João Semedo, de Cabo Verde, e Júlio Cambanco, de Guiné-Bissau, estudam na Unilab, em Redenção (Foto: Chico Alencar) |
Com
o olhar de quem vem de fora, o que é silencioso por aqui se torna evidente. “O
brasileiro tem preconceito com ele mesmo, imagina com os africanos”. Vindo de
Guiné-Bissau, Júlio Cambanco, 25, mora há quase três anos em Redenção, a cidade
que se regozija pelo pioneirismo contra a escravidão nos tempos em que o País
era um Império. Na cidade a 63 km de Fortaleza, o trabalho escravo foi
oficialmente abolido no primeiro dia de 1883 - à frente, inclusive, da Data
Magna do Estado, que completa 131 anos hoje. Os resquícios de discriminação,
entretanto, ainda são presentes.
Sede
do Campus da Liberdade, que tem quatro cursos de graduação da Universidade da
Integração Internacional da Lusofonia Afro-Brasileira (Unilab), Redenção recebe
alunos de seis nacionalidades africanas. Júlio estuda Administração Pública.

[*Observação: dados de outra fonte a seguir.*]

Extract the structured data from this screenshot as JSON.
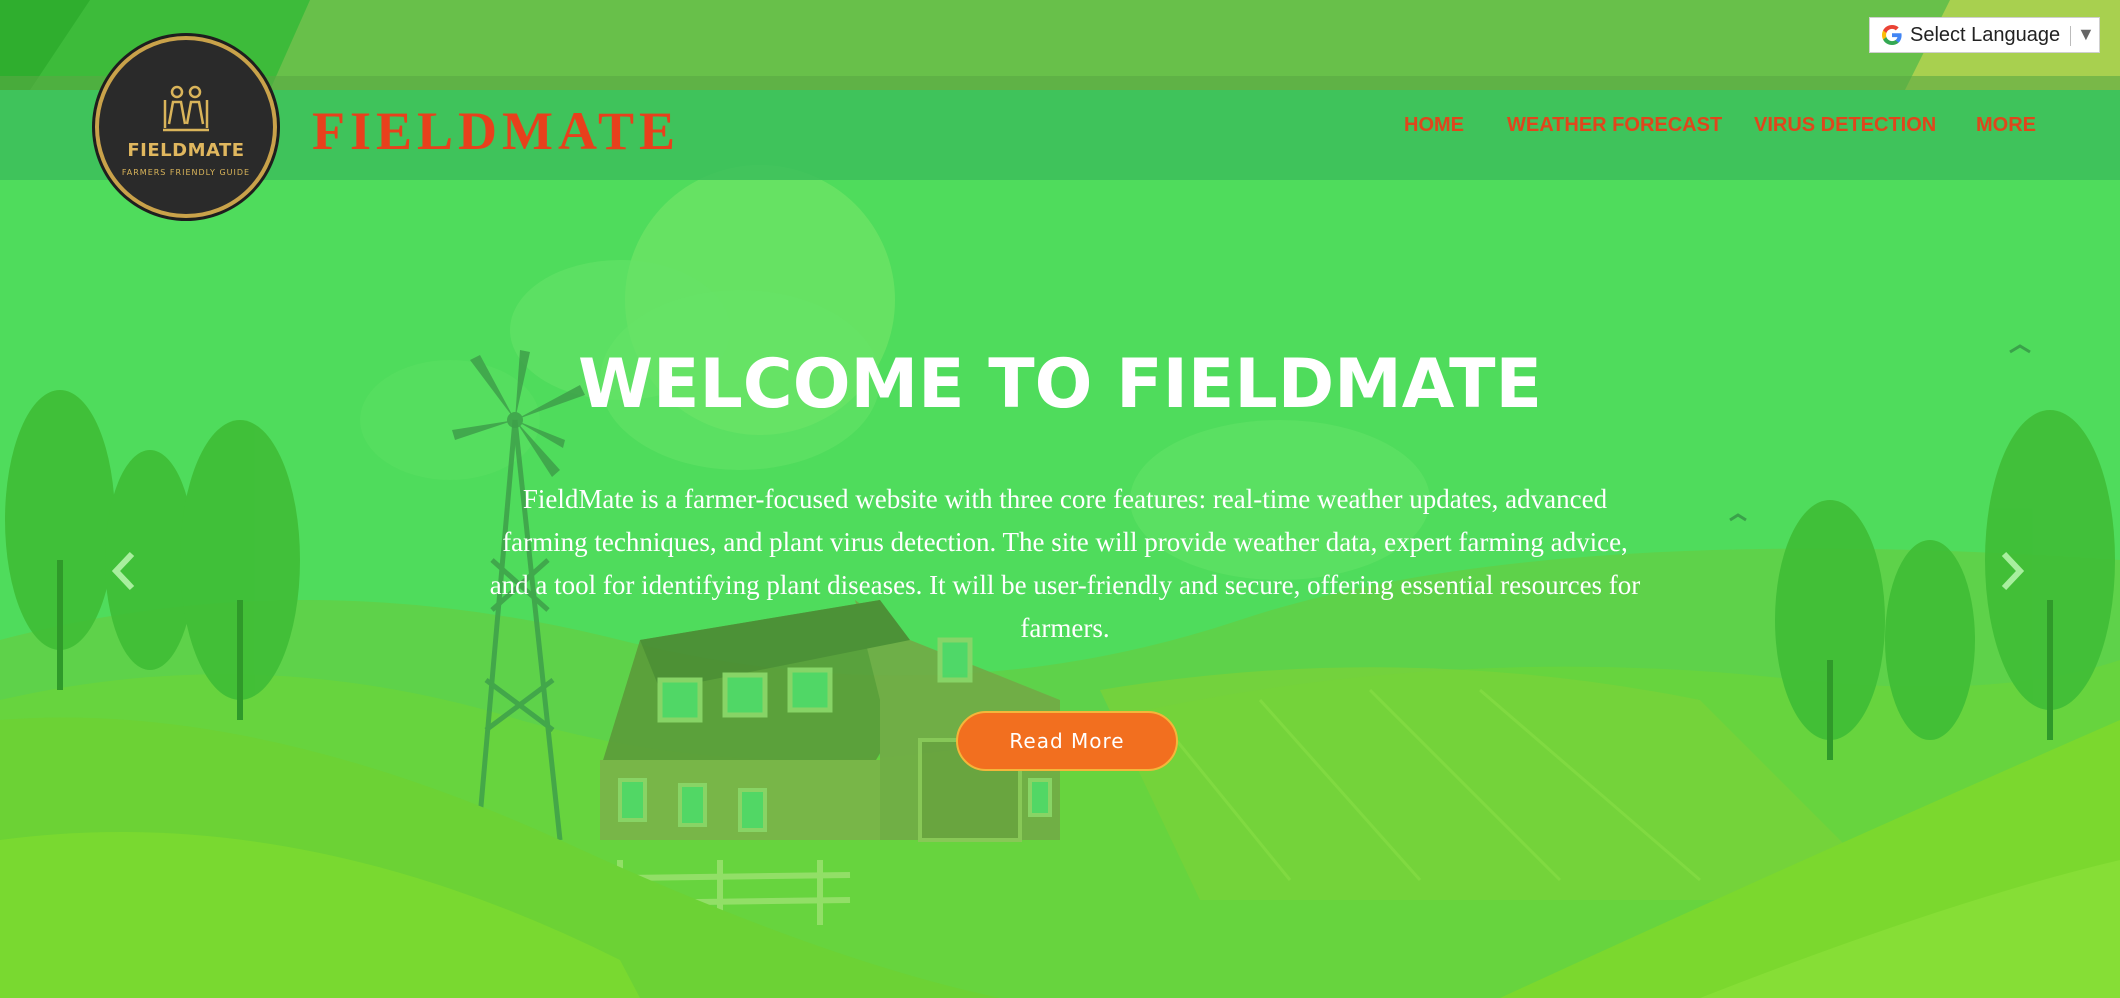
{
  "colors": {
    "brand": "#e8401c",
    "nav_link": "#e0461c",
    "hero_bg": "#52d95a",
    "button": "#f26f1f",
    "logo_gold": "#c9a24a"
  },
  "language_selector": {
    "icon": "google-g-icon",
    "label": "Select Language",
    "arrow": "▼"
  },
  "logo": {
    "name": "FIELDMATE",
    "tagline": "FARMERS FRIENDLY GUIDE"
  },
  "brand": {
    "title": "FIELDMATE"
  },
  "nav": {
    "items": [
      {
        "label": "HOME"
      },
      {
        "label": "WEATHER FORECAST"
      },
      {
        "label": "VIRUS DETECTION"
      },
      {
        "label": "MORE"
      }
    ]
  },
  "hero": {
    "title": "WELCOME TO FIELDMATE",
    "text": "FieldMate is a farmer-focused website with three core features: real-time weather updates, advanced farming techniques, and plant virus detection. The site will provide weather data, expert farming advice, and a tool for identifying plant diseases. It will be user-friendly and secure, offering essential resources for farmers.",
    "button_label": "Read More",
    "prev_icon": "chevron-left-icon",
    "next_icon": "chevron-right-icon"
  }
}
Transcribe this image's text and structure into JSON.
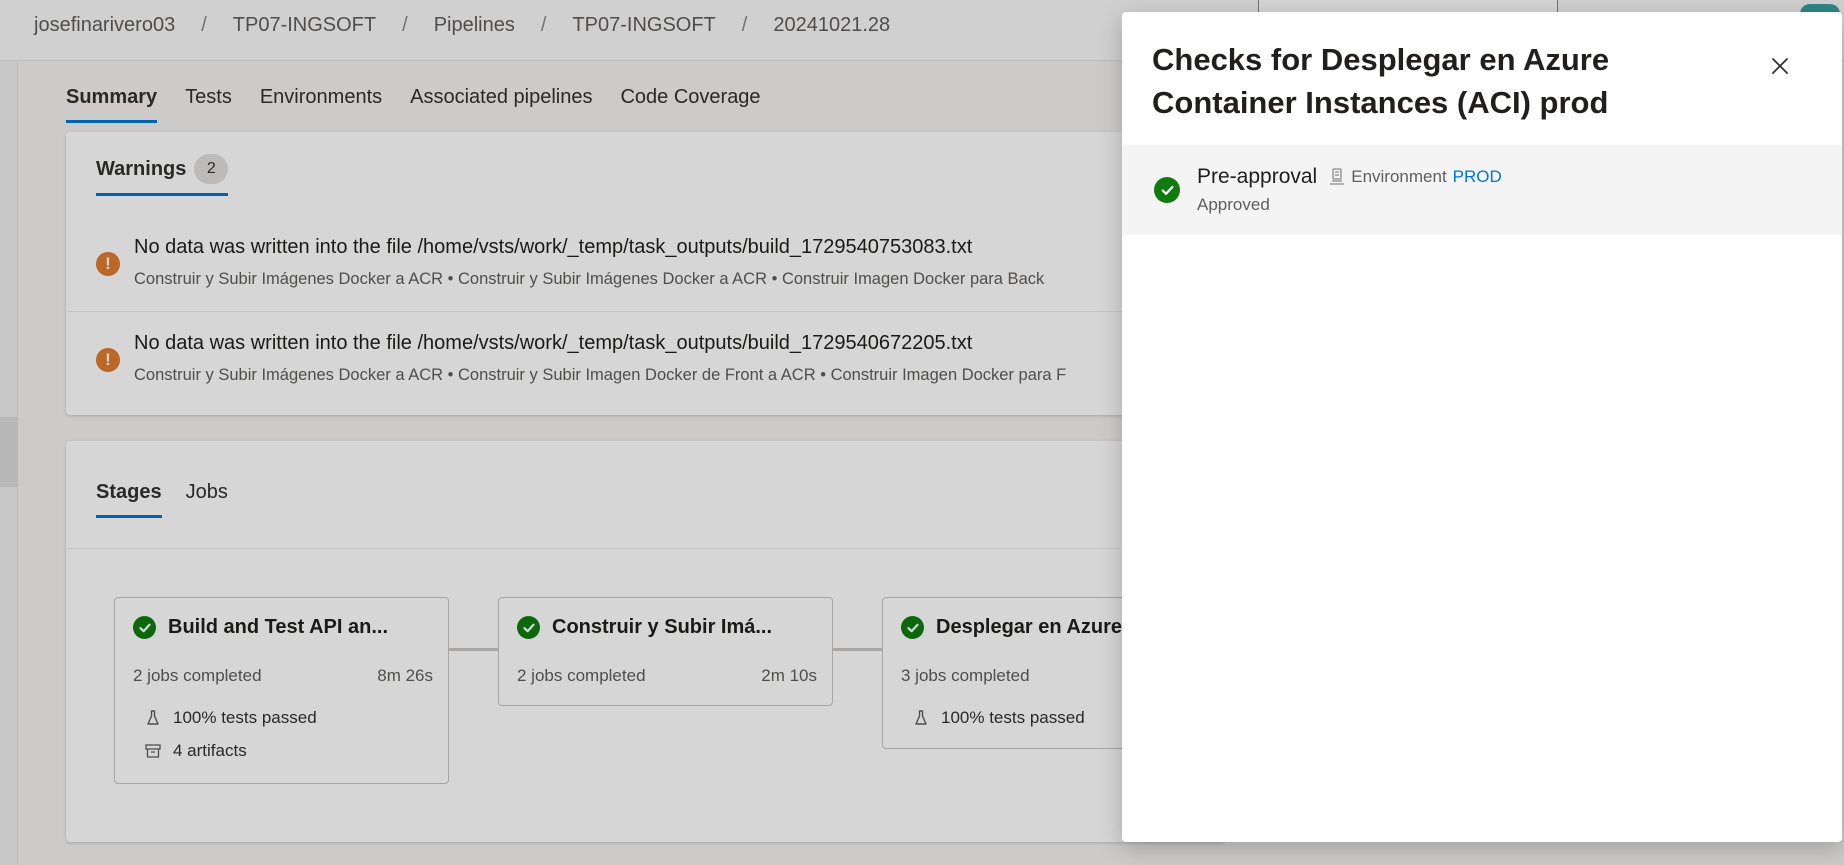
{
  "breadcrumb": {
    "items": [
      "josefinarivero03",
      "TP07-INGSOFT",
      "Pipelines",
      "TP07-INGSOFT",
      "20241021.28"
    ],
    "separator": "/"
  },
  "tabs": [
    {
      "label": "Summary",
      "active": true
    },
    {
      "label": "Tests",
      "active": false
    },
    {
      "label": "Environments",
      "active": false
    },
    {
      "label": "Associated pipelines",
      "active": false
    },
    {
      "label": "Code Coverage",
      "active": false
    }
  ],
  "warnings": {
    "title": "Warnings",
    "count": "2",
    "items": [
      {
        "icon": "warning-icon",
        "message": "No data was written into the file /home/vsts/work/_temp/task_outputs/build_1729540753083.txt",
        "path": "Construir y Subir Imágenes Docker a ACR • Construir y Subir Imágenes Docker a ACR • Construir Imagen Docker para Back"
      },
      {
        "icon": "warning-icon",
        "message": "No data was written into the file /home/vsts/work/_temp/task_outputs/build_1729540672205.txt",
        "path": "Construir y Subir Imágenes Docker a ACR • Construir y Subir Imagen Docker de Front a ACR • Construir Imagen Docker para F"
      }
    ]
  },
  "stages": {
    "tabs": [
      {
        "label": "Stages",
        "active": true
      },
      {
        "label": "Jobs",
        "active": false
      }
    ],
    "items": [
      {
        "name": "Build and Test API an...",
        "jobs": "2 jobs completed",
        "duration": "8m 26s",
        "tests": "100% tests passed",
        "artifacts": "4 artifacts",
        "status": "succeeded"
      },
      {
        "name": "Construir y Subir Imá...",
        "jobs": "2 jobs completed",
        "duration": "2m 10s",
        "status": "succeeded"
      },
      {
        "name": "Desplegar en Azure",
        "jobs": "3 jobs completed",
        "tests": "100% tests passed",
        "status": "succeeded"
      }
    ]
  },
  "panel": {
    "title": "Checks for Desplegar en Azure Container Instances (ACI) prod",
    "close_icon": "close-icon",
    "checks": [
      {
        "name": "Pre-approval",
        "type_label": "Environment",
        "target": "PROD",
        "status": "Approved",
        "icon": "success-check-icon"
      }
    ]
  },
  "colors": {
    "accent": "#0078d4",
    "success": "#107c10",
    "warning": "#e07b2f"
  }
}
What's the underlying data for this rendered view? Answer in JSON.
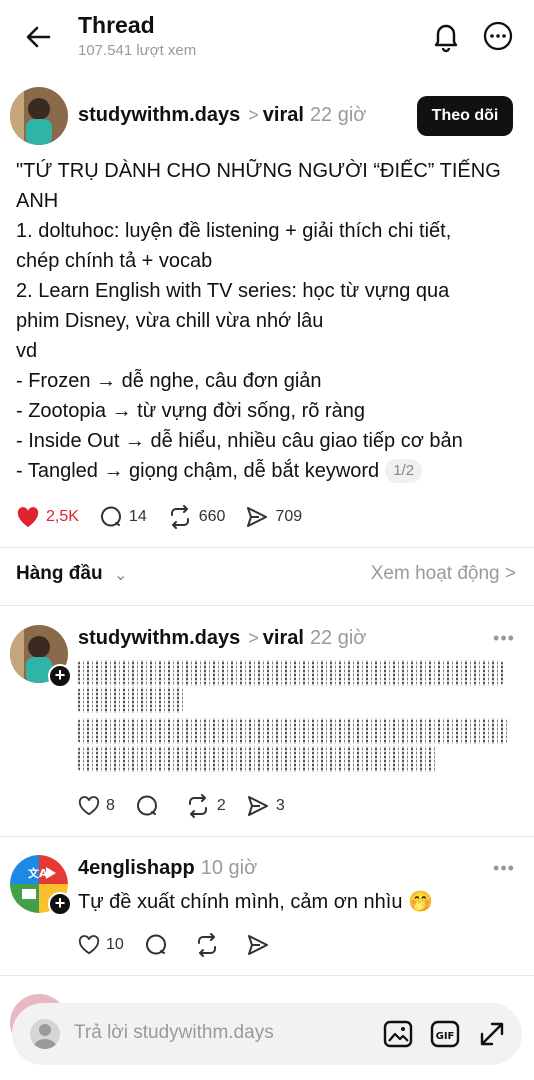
{
  "header": {
    "title": "Thread",
    "views": "107.541 lượt xem"
  },
  "post": {
    "username": "studywithm.days",
    "tag": "viral",
    "time": "22 giờ",
    "follow_label": "Theo dõi",
    "lines": [
      "\"TỨ TRỤ DÀNH CHO NHỮNG NGƯỜI “ĐIẾC” TIẾNG",
      "ANH",
      "1. doltuhoc: luyện đề listening + giải thích chi tiết,",
      "chép chính tả + vocab",
      "2. Learn English with TV series: học từ vựng qua",
      "phim Disney, vừa chill vừa nhớ lâu",
      "vd",
      "- Frozen → dễ nghe, câu đơn giản",
      "- Zootopia → từ vựng đời sống, rõ ràng",
      "- Inside Out → dễ hiểu, nhiều câu giao tiếp cơ bản",
      "- Tangled → giọng chậm, dễ bắt keyword"
    ],
    "page_indicator": "1/2",
    "likes": "2,5K",
    "comments": "14",
    "reposts": "660",
    "shares": "709"
  },
  "sort": {
    "label": "Hàng đầu",
    "activity_link": "Xem hoạt động"
  },
  "replies": [
    {
      "username": "studywithm.days",
      "tag": "viral",
      "time": "22 giờ",
      "likes": "8",
      "comments": "",
      "reposts": "2",
      "shares": "3"
    },
    {
      "username": "4englishapp",
      "time": "10 giờ",
      "text": "Tự  đề xuất chính mình, cảm ơn nhìu 🤭",
      "likes": "10"
    }
  ],
  "reply_bar": {
    "placeholder": "Trả lời studywithm.days"
  },
  "colors": {
    "like_red": "#e0242f",
    "follow_bg": "#111111",
    "muted_text": "#9a9a9a"
  },
  "icons": [
    "back-arrow-icon",
    "bell-icon",
    "more-circle-icon",
    "heart-icon",
    "comment-icon",
    "repost-icon",
    "share-icon",
    "image-icon",
    "gif-icon",
    "expand-icon"
  ]
}
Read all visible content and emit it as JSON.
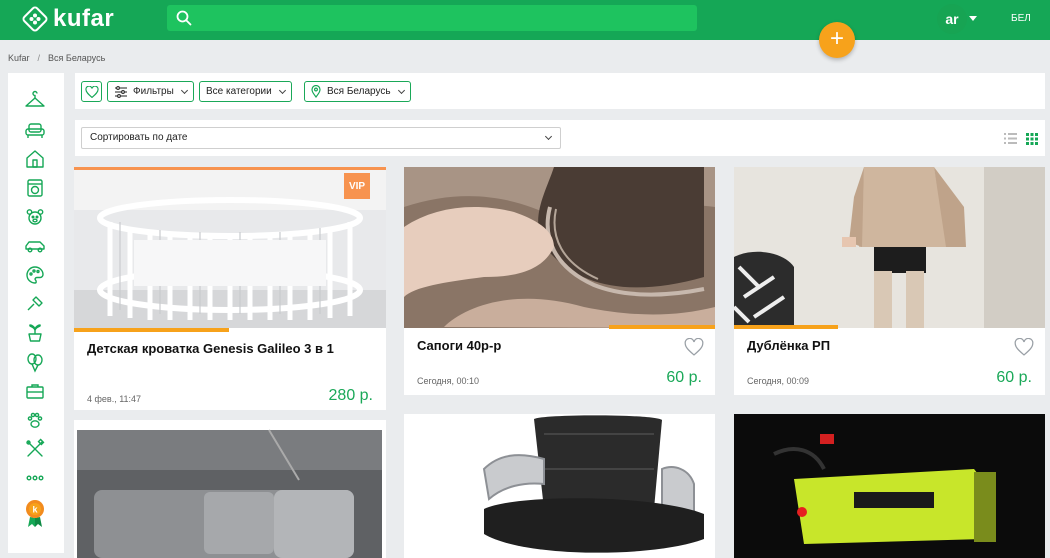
{
  "header": {
    "logo_text": "kufar",
    "search_placeholder": "",
    "user_initials": "ar",
    "language_label": "БЕЛ",
    "add_button_label": "+"
  },
  "breadcrumb": {
    "root": "Kufar",
    "separator": "/",
    "current": "Вся Беларусь"
  },
  "categories": [
    "hanger-icon",
    "sofa-icon",
    "house-icon",
    "washing-machine-icon",
    "teddy-bear-icon",
    "car-icon",
    "palette-icon",
    "hammer-icon",
    "plant-pot-icon",
    "balloons-icon",
    "briefcase-icon",
    "paw-icon",
    "tools-icon",
    "more-dots-icon",
    "kufar-badge-icon"
  ],
  "filters": {
    "filters_label": "Фильтры",
    "categories_label": "Все категории",
    "region_label": "Вся Беларусь"
  },
  "sort": {
    "value": "Сортировать по дате"
  },
  "listings": [
    {
      "title": "Детская кроватка Genesis Galileo 3 в 1",
      "date": "4 фев., 11:47",
      "price": "280 р.",
      "vip": "VIP"
    },
    {
      "title": "Сапоги 40р-р",
      "date": "Сегодня, 00:10",
      "price": "60 р."
    },
    {
      "title": "Дублёнка РП",
      "date": "Сегодня, 00:09",
      "price": "60 р."
    },
    {
      "title": ""
    },
    {
      "title": ""
    },
    {
      "title": ""
    }
  ],
  "colors": {
    "brand_green": "#15a756",
    "price_green": "#1aa858",
    "accent_orange": "#f7a21b",
    "vip_orange": "#f7934f"
  }
}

Antes de chegar, conta, não acreditava que as pessoas olhassem diferente por
causa da cor da pele. “Nunca tinha passado pela minha cabeça que há preconceito
no mundo. Quando eu cheguei aqui, eu vi”.
Até
hoje, Júlio não entende o porquê de esse preconceito existir. Mas ele existe
porque as pessoas negam a possibilidade da familiarização com a diversidade -
João Semedo, 26, tenta explicar (por mais que não seja justificável). Ele veio
de Cabo Verde para cursar Bacharelado em Humanidades.
“O preconceito está
interiorizado no brasileiro”. E essa discriminação aparece quando um africano
leva mais tempo que o normal para ser atendido no hospital, uma mulher briga
com o filho que se aproxima de um negro na rua ou a criança confessa que a mãe
“não gosta de vocês” - são os exemplos que os dois citam.
O
preconceito só existe para negar um conhecimento maior sobre o mundo, reflete
João. É uma barreira que precisa ser quebrada. Um primeiro passo, aponta Júlio,
é ter tolerância com a intolerância - “para que os outros possam nos
reconhecer”. Mudar um pensamento que se constrói desde que o Brasil é Brasil e
desmistificar um conceito que se impõe são desafios, eles comentam. “Um dia,
isso vai mudar”, vislumbra o guineense.
Além
de estudar, os dois jovens querem mostrar que é possível ser igual com
diferenças. “A gente tem de perceber isso como um objetivo também para
construir esse tipo de resistência”, vê João. Tudo depende de um conjunto de
ações: educação, leis e a aplicação delas. “Uma coisa é juntar as pessoas, que
nós chamamos de multiculturalidade, e outra coisa é a interculturalidade”,
diferencia Júlio. Interagir é conhecer quem é o outro. “Somos irmãos”.